The cellist Fred Sherry was MC as well as the featured performer. In a stage-side chat after the performance, Carter explained that Duettone 2009 and Duettine 2008 are dedicated to Milton Babbitt (the 93-year-old composer was in the audience), and are written in the spirit of that composer’s duets. The two pieces, collectively titled Due Duetti for violin and cello, are meant to be played as a pair; the final notes of the Duettone are identical to the first notes of the Duettino. In Duettone 2009, Carter uses imitative technique in a traditional fashion, where long tones played by the violin are set opposite high pizzicato notes in the cello, and then the process is reversed, creating dialogue between the instruments.
Rolf Schulte performed a pair of Carter’s violin pieces: Rhapsodic Musings and Riconoscenza per Goffredo Petrassi. Schulte holds his bow lightly, like a feather, which looks unusually graceful, and his beautiful sound matches this elegance.

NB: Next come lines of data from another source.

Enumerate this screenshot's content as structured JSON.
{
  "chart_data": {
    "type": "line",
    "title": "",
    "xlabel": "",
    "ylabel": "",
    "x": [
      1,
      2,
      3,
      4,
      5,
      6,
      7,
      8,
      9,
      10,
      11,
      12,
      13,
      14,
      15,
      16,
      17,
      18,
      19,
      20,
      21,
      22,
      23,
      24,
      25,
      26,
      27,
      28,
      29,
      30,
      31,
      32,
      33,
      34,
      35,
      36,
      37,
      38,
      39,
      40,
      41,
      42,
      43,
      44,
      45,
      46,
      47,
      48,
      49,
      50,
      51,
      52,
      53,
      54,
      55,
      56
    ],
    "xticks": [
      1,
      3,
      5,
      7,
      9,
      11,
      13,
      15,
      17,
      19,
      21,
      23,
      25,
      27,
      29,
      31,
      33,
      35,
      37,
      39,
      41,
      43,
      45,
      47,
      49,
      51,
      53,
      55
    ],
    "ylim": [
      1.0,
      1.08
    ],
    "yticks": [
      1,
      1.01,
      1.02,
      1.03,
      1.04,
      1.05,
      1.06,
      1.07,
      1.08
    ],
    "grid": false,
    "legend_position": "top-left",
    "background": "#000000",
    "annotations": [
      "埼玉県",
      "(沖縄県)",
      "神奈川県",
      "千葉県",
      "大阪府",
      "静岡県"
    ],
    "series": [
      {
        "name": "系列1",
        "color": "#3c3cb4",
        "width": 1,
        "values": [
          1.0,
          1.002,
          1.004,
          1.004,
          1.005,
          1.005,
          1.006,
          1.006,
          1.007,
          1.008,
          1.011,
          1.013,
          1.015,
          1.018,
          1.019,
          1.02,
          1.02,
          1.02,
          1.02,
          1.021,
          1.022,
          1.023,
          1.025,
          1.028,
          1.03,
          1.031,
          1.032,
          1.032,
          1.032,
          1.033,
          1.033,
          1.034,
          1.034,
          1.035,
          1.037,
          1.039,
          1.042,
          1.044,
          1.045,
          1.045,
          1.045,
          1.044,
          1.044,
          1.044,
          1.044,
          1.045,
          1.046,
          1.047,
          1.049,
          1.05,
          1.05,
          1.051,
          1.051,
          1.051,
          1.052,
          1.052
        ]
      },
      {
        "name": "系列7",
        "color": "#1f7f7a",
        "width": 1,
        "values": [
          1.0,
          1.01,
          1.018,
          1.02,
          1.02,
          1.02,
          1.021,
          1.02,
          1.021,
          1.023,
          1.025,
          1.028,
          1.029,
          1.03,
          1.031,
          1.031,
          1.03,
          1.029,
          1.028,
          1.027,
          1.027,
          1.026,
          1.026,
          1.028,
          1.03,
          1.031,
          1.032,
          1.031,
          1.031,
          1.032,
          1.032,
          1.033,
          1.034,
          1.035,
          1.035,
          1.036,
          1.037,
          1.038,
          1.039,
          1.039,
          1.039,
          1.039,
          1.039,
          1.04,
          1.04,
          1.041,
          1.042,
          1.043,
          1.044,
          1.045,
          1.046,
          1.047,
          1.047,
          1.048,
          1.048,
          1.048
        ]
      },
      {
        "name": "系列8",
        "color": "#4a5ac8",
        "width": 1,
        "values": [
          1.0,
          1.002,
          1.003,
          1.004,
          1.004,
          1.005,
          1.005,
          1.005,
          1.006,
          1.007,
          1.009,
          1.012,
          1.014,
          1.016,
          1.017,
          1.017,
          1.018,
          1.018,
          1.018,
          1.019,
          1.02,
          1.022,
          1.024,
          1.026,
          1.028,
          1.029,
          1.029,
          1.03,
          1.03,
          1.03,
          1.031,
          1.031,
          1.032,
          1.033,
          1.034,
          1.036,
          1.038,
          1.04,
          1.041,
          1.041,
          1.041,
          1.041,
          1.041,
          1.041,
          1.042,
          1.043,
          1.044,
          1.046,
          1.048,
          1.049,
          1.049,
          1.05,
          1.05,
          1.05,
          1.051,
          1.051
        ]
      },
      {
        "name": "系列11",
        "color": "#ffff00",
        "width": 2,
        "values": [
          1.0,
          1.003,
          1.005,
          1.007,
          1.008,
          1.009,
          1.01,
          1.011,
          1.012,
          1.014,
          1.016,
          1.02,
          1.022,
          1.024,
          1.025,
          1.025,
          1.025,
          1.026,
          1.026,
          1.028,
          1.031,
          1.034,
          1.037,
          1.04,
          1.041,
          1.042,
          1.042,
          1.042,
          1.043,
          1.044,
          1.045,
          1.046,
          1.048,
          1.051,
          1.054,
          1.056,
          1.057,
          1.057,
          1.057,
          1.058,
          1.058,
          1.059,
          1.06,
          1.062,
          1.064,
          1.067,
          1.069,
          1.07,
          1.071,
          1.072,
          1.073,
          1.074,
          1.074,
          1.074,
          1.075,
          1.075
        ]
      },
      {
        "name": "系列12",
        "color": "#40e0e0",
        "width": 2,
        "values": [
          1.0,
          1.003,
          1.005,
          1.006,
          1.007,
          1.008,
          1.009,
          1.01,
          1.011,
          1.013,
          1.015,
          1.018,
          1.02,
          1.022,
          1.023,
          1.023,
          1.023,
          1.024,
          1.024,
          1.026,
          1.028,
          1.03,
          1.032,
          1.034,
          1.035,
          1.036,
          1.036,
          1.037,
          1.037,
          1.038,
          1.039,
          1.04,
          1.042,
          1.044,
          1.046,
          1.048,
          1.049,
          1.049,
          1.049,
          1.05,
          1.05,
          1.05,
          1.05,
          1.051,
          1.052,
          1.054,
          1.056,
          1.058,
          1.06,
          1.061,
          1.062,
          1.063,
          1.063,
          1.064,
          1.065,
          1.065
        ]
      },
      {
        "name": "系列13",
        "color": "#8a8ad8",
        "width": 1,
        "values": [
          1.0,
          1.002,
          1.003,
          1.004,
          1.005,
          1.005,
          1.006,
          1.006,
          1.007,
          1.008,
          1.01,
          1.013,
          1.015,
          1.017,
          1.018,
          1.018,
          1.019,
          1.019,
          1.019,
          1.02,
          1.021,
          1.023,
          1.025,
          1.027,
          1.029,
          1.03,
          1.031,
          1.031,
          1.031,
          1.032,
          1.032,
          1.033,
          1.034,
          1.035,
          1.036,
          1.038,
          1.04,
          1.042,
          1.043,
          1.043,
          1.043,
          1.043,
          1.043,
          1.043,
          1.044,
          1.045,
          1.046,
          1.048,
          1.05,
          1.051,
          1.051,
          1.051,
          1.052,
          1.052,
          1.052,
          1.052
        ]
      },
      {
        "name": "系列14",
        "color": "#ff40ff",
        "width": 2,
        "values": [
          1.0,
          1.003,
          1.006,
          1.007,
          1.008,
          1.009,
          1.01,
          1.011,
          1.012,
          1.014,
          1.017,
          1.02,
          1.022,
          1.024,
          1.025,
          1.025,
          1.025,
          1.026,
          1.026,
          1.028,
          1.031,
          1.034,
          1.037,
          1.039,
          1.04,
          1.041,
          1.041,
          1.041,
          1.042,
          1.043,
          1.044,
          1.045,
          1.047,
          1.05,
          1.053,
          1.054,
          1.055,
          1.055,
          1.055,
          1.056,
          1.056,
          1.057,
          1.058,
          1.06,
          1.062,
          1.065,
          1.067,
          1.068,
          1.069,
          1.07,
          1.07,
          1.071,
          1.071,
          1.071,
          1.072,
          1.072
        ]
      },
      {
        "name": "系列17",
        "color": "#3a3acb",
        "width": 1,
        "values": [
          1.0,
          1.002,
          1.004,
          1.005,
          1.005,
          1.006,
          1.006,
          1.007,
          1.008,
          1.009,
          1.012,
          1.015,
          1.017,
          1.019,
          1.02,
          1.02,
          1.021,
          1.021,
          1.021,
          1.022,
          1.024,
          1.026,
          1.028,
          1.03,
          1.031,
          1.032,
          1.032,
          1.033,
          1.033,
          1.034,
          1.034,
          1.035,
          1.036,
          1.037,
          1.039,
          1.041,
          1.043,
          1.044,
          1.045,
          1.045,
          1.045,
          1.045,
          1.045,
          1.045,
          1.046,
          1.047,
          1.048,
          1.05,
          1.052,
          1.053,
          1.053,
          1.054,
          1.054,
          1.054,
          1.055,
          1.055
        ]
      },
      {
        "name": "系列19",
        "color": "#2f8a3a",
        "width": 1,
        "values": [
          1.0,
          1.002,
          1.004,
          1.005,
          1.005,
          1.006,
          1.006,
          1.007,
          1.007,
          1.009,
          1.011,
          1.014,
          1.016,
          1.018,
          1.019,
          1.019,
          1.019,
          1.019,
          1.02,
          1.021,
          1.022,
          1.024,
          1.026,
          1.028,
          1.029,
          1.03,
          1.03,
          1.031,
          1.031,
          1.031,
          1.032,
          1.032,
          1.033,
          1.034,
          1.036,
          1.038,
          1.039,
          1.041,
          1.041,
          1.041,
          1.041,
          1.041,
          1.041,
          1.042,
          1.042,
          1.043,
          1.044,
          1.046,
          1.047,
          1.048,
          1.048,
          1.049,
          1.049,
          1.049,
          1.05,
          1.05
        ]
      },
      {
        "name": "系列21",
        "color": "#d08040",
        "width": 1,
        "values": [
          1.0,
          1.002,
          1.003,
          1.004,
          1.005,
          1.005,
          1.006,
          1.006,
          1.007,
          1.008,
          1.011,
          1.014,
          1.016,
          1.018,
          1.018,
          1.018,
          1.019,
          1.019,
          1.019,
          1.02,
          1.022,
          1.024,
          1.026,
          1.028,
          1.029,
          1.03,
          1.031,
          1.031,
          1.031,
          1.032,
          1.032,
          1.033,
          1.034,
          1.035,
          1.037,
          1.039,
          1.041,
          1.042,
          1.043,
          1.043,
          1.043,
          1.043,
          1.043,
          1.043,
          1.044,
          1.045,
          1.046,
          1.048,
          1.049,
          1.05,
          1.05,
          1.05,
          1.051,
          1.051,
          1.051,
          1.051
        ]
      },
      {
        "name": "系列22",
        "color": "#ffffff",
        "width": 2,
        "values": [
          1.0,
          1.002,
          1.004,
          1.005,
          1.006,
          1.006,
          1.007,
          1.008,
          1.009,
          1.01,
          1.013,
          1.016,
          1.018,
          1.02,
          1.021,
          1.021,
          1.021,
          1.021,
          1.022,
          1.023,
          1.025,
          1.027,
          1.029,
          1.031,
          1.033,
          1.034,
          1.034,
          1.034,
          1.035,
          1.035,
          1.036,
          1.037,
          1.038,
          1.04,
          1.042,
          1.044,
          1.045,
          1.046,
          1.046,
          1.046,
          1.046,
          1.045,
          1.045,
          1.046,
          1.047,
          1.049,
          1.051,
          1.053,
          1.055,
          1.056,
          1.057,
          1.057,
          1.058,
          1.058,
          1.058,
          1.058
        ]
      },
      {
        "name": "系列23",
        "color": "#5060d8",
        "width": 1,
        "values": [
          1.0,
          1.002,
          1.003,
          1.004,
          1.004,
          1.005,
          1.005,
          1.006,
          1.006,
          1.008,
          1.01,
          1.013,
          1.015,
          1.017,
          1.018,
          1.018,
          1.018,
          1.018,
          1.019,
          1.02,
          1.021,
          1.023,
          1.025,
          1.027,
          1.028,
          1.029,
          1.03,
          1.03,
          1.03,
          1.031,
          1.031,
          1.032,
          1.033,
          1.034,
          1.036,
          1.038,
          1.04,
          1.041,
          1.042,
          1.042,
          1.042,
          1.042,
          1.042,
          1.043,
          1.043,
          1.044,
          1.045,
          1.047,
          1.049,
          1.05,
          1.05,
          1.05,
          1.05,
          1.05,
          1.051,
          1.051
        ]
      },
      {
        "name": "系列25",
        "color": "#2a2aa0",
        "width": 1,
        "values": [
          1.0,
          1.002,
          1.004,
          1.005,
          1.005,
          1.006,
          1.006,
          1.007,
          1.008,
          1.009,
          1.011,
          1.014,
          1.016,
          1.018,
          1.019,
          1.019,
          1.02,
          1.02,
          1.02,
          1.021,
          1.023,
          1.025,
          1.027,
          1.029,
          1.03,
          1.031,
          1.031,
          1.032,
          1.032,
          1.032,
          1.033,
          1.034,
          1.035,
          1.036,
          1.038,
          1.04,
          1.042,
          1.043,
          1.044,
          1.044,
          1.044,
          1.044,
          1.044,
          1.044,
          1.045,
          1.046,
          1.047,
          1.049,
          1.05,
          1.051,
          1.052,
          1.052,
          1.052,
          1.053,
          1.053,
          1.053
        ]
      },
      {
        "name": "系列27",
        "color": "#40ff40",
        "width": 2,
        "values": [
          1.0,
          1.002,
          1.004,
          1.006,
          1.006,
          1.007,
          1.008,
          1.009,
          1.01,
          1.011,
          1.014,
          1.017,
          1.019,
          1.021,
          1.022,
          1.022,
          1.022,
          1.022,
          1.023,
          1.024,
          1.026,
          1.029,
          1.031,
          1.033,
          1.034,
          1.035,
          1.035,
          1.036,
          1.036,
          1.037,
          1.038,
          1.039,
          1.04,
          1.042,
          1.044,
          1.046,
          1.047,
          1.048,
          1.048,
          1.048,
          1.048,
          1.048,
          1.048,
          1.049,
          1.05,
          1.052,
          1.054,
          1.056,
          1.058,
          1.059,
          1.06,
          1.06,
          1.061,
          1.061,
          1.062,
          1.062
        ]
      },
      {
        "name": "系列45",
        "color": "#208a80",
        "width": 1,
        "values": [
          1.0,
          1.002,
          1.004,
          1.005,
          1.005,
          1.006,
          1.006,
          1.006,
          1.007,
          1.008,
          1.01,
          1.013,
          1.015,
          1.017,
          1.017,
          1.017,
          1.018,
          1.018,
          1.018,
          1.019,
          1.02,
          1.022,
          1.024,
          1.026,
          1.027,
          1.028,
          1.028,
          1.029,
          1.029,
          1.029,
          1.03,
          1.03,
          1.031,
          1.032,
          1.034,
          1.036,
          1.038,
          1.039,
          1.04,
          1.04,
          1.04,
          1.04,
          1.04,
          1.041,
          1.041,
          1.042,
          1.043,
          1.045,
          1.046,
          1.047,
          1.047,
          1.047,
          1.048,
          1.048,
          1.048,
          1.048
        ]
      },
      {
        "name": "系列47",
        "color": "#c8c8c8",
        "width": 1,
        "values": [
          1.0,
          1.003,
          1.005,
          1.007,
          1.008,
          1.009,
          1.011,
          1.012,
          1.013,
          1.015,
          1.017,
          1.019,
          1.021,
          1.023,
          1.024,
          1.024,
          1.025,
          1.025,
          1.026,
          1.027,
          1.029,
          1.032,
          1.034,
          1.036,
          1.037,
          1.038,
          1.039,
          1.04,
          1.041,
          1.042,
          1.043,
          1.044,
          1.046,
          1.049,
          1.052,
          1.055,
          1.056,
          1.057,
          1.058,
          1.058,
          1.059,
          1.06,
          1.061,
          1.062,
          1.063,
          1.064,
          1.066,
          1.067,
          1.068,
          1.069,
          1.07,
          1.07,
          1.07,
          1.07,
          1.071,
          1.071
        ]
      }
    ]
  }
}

The program began with Sherry’s performance of Charles Wuorinen’s Cello Variations III. The piece served to demonstrate the cellist’s virtuosity. Sherry executed the frenetic wide-interval leaps, tremolos and rapid plucked notes as easily as in a Bach Suite. In the discussion, Sherry talked about his 42-year collaboration with Wuorinen, which the composer said was a “great joy of my life”.
Maurice Ravel’s Sonata for Violin and Cello put the 21st-century works on the program in context. How especially fresh it must have been when it was new, and it holds up well almost a century later. In his comments, Carter brought the evening full-circle as he recalled hearing Ravel speak at Harvard in the 1930s: “he advised all of us to use jazz.”